With summer coming up hot, measles has made their way back to the U.S. and now the Bay Area.
As of 2019, there have been more reports of measles outbreaks in the first four months of this year than in the entirety of 2018. These 626 individual reports have come from 22 states in the U.S., some of those states including Arizona, California, Colorado, Florida, and Washington.
The measles disease had been officially eradicated as of 2000 according to the Centers for Disease Control (CDC), although reports started rising again in 2010, with the record high of 667 individual measles reports occurring in 2014. Katherine Jones, a grant manager at an environmental non-profit group in San Francisco and mother of an 8-month-old baby, expressed her concern for the rise in measles reports.
“It’s just maddening because I shouldn’t have to worry about measles,” Jones said. “The folks who are choosing not to vaccinate their children or be vaccinated themselves are putting my child in danger.”
Two universities in Los Angeles have already been quarantined due to the measles disease, as reports grow higher and higher. Alex Azar of Health and Human Services made a statement on the rising measles reports.
“The U.S. is seeing a resurgence of measles, a disease that had once been effectively eliminated from our country,” Azar said. “Measles is not a harmless childhood illness but rather a highly contagious, potentially life-threatening disease.”
Heidi Flaig, the Carlmont nurse, described what Carlmont High School would do if measles were to get into the school.
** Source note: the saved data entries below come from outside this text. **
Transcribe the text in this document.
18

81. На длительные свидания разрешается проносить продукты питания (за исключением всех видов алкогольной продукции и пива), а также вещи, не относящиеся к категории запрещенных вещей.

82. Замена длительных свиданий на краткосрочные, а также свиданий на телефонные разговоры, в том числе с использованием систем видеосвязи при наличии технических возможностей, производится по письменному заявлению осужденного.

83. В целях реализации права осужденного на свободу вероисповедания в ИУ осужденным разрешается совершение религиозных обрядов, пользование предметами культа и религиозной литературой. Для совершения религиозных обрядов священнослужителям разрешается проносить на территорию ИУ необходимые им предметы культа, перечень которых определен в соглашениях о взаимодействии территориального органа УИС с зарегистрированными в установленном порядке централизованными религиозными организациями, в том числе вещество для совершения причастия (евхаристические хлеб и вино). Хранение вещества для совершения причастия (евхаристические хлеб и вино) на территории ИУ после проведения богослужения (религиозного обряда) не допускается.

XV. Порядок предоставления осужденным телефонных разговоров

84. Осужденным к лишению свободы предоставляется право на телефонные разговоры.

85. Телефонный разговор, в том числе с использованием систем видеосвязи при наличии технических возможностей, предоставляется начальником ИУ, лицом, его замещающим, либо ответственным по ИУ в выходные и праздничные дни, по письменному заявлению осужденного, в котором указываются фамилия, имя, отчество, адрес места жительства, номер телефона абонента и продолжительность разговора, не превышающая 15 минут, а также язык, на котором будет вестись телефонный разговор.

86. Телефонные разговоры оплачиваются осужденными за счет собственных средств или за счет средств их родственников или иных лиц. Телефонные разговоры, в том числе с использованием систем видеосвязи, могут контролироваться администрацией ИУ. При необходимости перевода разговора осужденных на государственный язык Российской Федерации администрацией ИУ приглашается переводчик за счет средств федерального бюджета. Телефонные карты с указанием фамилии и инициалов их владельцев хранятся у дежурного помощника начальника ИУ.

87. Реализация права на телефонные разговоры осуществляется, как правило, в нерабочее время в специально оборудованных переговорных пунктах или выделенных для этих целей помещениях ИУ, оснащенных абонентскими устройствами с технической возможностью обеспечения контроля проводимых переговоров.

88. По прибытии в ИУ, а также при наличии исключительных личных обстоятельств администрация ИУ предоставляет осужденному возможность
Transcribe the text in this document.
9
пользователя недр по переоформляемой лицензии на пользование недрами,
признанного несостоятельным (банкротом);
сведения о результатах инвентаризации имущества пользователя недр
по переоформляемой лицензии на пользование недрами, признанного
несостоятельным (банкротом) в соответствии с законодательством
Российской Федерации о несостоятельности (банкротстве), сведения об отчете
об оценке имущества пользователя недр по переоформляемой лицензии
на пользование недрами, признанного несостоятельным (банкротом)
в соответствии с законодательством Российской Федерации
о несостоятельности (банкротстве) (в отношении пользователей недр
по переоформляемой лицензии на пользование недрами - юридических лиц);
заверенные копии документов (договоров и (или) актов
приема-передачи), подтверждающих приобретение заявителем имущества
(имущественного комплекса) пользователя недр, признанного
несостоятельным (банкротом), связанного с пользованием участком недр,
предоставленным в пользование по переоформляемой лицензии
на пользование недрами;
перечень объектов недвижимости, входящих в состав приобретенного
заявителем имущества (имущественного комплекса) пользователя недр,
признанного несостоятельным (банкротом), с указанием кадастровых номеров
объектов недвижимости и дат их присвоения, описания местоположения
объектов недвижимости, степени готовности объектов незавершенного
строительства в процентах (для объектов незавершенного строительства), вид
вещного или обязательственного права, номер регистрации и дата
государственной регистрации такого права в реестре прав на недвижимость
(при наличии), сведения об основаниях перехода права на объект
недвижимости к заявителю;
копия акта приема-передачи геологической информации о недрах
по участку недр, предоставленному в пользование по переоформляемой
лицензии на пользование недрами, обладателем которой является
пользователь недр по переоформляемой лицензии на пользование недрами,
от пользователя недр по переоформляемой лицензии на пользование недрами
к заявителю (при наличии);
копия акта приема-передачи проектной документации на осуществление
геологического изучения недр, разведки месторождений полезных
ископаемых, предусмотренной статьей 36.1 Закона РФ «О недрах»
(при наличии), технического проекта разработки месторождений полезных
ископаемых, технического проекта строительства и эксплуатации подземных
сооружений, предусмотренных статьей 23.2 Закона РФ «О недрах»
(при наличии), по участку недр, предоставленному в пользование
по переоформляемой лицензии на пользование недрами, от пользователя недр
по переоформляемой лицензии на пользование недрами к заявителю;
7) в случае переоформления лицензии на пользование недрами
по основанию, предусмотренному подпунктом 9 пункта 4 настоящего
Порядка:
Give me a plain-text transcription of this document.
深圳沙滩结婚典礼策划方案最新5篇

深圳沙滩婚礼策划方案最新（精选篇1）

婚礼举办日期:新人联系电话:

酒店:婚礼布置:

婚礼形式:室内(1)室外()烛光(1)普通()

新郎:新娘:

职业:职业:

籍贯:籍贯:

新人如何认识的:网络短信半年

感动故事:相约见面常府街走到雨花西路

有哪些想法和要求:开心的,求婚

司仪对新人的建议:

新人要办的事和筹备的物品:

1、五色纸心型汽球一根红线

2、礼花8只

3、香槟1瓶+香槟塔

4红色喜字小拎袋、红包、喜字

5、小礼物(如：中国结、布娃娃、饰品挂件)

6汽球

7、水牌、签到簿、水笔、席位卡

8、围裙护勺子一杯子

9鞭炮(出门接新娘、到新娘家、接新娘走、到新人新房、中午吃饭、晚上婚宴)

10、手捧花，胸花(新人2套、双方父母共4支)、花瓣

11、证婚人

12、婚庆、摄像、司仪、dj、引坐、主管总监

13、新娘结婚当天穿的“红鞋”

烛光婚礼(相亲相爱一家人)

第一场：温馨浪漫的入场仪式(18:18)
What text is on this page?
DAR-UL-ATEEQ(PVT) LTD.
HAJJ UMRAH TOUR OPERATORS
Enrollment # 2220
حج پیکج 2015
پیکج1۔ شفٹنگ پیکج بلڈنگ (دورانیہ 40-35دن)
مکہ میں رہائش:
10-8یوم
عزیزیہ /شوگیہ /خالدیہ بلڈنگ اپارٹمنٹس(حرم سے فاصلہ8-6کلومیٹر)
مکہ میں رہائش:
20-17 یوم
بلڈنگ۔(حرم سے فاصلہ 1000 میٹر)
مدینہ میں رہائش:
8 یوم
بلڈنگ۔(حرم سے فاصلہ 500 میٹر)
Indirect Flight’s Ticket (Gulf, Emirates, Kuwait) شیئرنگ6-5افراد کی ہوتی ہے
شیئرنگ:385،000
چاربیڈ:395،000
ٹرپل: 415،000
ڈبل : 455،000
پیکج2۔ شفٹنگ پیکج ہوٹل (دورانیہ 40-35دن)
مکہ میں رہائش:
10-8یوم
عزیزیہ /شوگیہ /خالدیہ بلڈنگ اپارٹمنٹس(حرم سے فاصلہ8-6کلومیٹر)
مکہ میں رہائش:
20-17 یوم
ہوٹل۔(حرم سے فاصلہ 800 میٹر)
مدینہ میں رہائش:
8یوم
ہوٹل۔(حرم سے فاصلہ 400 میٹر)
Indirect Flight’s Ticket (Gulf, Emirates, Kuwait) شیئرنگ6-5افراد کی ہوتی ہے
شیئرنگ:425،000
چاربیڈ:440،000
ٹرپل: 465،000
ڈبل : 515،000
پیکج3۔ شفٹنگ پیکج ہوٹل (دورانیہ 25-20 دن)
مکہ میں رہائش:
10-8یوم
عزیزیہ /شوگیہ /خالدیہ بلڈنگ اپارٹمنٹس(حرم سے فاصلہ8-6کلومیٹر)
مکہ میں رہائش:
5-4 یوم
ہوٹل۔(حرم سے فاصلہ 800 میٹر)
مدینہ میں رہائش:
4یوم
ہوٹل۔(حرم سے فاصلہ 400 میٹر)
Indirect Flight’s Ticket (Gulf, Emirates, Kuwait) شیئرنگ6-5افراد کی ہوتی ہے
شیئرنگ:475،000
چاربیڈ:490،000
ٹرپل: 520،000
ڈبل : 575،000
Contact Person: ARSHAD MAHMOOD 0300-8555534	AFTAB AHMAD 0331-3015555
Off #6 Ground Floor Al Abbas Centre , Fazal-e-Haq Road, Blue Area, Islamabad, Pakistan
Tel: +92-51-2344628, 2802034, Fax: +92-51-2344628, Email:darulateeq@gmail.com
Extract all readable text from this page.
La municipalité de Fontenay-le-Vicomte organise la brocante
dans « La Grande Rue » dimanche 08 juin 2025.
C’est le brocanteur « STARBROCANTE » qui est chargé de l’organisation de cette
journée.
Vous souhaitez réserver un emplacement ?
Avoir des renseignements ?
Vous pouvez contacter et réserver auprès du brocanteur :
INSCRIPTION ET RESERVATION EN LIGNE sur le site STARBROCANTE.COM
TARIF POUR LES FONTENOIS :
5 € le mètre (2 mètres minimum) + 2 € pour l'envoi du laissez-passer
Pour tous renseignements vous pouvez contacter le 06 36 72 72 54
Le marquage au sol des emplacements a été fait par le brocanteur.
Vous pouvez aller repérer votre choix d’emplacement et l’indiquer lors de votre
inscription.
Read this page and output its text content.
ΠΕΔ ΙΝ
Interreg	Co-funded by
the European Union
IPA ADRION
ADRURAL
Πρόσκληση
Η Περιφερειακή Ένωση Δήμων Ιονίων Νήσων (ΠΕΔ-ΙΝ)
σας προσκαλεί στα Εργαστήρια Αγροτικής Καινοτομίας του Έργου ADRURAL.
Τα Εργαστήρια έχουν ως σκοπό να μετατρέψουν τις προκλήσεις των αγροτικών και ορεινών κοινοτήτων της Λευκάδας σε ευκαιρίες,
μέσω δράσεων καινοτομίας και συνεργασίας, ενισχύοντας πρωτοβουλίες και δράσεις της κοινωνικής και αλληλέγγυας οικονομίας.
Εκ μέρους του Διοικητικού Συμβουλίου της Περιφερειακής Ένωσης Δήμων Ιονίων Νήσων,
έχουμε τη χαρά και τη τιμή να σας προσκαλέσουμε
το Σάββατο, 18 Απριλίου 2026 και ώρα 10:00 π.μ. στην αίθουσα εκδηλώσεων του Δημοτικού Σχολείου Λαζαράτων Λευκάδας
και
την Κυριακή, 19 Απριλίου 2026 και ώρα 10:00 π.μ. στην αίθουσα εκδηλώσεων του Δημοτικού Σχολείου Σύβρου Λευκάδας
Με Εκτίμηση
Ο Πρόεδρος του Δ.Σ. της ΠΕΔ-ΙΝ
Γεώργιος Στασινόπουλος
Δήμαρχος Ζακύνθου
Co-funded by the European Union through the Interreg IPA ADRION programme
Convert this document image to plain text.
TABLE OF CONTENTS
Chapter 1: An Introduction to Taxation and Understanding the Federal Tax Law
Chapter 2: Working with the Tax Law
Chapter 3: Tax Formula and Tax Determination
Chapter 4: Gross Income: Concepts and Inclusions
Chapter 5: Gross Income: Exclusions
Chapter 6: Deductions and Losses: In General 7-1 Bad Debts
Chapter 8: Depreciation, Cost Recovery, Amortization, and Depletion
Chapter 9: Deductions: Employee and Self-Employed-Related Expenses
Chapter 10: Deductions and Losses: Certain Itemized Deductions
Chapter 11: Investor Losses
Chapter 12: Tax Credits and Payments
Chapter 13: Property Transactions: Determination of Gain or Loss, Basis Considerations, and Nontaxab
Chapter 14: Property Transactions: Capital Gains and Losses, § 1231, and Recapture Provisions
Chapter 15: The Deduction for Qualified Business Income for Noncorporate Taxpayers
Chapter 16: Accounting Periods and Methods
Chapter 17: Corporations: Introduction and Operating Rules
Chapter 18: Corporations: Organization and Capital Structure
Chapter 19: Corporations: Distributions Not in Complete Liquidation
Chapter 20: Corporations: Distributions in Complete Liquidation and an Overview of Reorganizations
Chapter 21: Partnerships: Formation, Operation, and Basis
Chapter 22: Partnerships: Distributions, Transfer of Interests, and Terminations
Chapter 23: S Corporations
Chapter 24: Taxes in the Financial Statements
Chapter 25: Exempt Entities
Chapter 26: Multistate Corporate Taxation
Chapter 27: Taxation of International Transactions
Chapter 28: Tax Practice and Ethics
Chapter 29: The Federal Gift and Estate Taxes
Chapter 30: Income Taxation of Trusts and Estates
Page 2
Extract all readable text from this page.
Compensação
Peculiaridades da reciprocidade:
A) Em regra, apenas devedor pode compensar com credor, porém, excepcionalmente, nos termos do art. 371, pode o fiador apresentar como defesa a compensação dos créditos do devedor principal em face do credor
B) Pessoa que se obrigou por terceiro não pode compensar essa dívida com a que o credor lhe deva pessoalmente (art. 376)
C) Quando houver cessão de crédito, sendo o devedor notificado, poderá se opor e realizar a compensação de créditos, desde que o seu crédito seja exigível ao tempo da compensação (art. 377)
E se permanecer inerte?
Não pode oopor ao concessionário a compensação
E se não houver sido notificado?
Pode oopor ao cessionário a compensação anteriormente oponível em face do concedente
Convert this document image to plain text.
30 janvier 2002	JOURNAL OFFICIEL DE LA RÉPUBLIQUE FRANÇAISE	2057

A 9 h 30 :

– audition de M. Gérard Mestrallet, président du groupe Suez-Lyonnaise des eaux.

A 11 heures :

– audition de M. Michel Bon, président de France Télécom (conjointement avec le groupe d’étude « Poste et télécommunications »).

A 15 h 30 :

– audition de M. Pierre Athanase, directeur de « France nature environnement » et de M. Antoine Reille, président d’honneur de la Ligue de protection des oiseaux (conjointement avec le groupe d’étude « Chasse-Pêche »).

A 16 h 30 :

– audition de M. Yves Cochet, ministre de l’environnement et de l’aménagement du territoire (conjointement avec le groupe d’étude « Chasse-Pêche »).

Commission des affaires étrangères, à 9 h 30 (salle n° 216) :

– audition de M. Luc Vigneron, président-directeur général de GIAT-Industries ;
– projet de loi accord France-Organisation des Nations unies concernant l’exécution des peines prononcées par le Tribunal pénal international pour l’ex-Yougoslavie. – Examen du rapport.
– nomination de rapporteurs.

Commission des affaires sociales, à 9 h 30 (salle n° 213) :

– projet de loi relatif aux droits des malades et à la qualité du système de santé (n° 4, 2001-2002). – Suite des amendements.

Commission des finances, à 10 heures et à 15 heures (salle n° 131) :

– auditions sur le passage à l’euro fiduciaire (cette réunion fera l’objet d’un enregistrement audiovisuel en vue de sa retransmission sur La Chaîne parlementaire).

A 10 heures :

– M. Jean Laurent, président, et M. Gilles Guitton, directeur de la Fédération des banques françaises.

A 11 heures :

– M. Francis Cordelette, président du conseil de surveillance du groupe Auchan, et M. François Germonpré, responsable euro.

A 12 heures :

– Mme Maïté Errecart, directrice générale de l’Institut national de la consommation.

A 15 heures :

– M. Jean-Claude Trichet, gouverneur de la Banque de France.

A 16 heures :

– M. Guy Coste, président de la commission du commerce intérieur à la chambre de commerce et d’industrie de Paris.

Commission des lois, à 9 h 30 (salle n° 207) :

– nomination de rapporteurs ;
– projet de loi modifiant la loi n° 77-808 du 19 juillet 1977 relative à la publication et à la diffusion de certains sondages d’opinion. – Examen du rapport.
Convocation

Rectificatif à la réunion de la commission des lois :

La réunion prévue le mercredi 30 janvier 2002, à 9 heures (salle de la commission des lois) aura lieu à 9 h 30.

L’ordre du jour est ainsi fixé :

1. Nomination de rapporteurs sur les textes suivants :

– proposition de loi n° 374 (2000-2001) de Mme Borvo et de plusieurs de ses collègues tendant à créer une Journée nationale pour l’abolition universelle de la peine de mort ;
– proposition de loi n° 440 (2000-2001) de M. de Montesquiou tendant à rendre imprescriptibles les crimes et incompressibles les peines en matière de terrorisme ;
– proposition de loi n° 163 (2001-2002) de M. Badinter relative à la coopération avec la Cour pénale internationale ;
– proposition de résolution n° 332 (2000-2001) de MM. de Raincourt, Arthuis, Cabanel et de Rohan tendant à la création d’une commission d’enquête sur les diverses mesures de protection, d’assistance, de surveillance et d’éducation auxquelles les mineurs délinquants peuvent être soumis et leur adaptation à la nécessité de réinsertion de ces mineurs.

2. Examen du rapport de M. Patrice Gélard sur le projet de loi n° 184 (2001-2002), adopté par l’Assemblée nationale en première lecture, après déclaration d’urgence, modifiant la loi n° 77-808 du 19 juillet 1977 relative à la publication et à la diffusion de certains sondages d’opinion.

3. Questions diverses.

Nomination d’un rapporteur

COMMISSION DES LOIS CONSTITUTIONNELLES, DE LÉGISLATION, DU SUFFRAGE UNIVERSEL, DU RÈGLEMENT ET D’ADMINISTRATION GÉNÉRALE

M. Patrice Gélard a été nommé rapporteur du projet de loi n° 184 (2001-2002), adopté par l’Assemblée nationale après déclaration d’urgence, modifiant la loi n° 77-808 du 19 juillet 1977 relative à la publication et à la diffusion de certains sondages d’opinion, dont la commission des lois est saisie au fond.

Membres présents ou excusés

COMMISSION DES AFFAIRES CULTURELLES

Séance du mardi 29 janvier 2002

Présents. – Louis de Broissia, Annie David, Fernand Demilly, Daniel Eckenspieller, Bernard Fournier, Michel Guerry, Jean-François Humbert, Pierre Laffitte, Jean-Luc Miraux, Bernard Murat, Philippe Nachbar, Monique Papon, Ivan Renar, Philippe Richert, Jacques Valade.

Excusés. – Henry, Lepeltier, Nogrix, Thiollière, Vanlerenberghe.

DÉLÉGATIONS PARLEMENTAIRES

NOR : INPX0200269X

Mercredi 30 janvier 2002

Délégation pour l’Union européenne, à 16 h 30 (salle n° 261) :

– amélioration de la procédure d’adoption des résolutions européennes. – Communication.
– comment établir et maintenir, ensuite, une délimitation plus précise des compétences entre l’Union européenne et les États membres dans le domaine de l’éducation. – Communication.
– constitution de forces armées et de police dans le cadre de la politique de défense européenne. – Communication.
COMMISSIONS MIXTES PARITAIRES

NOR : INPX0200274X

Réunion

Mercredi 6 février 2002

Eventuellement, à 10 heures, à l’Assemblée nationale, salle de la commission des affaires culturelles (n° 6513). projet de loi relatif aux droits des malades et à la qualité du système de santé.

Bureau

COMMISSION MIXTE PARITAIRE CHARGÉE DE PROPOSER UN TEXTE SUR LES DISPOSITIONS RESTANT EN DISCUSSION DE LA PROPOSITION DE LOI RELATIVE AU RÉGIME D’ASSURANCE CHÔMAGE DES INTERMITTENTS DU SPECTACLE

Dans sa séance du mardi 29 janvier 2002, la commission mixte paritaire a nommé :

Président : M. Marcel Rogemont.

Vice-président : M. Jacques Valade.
“If a case of measles were to be reported at Carlmont, there are specific procedures we would follow, as it is a highly contagious communicable disease. Based on the San Mateo County Communicable Disease Control Program, a student with measles would be excluded from school for five days after the onset of the rash,” Flaig said.
According to Flaig, the San Mateo County Communicable Disease Control Program would be notified of the exposure by the district nurse to which they would provide further instructions. This then may turn into a school-wide notice, or it may only be targeted to specific at-risk students of the disease.
Flaig went on to say that staff at Carlmont are not required to be vaccinated, something that CDC stated to be the number one reason for the spread of the disease and a big risk-taker for Carlmont.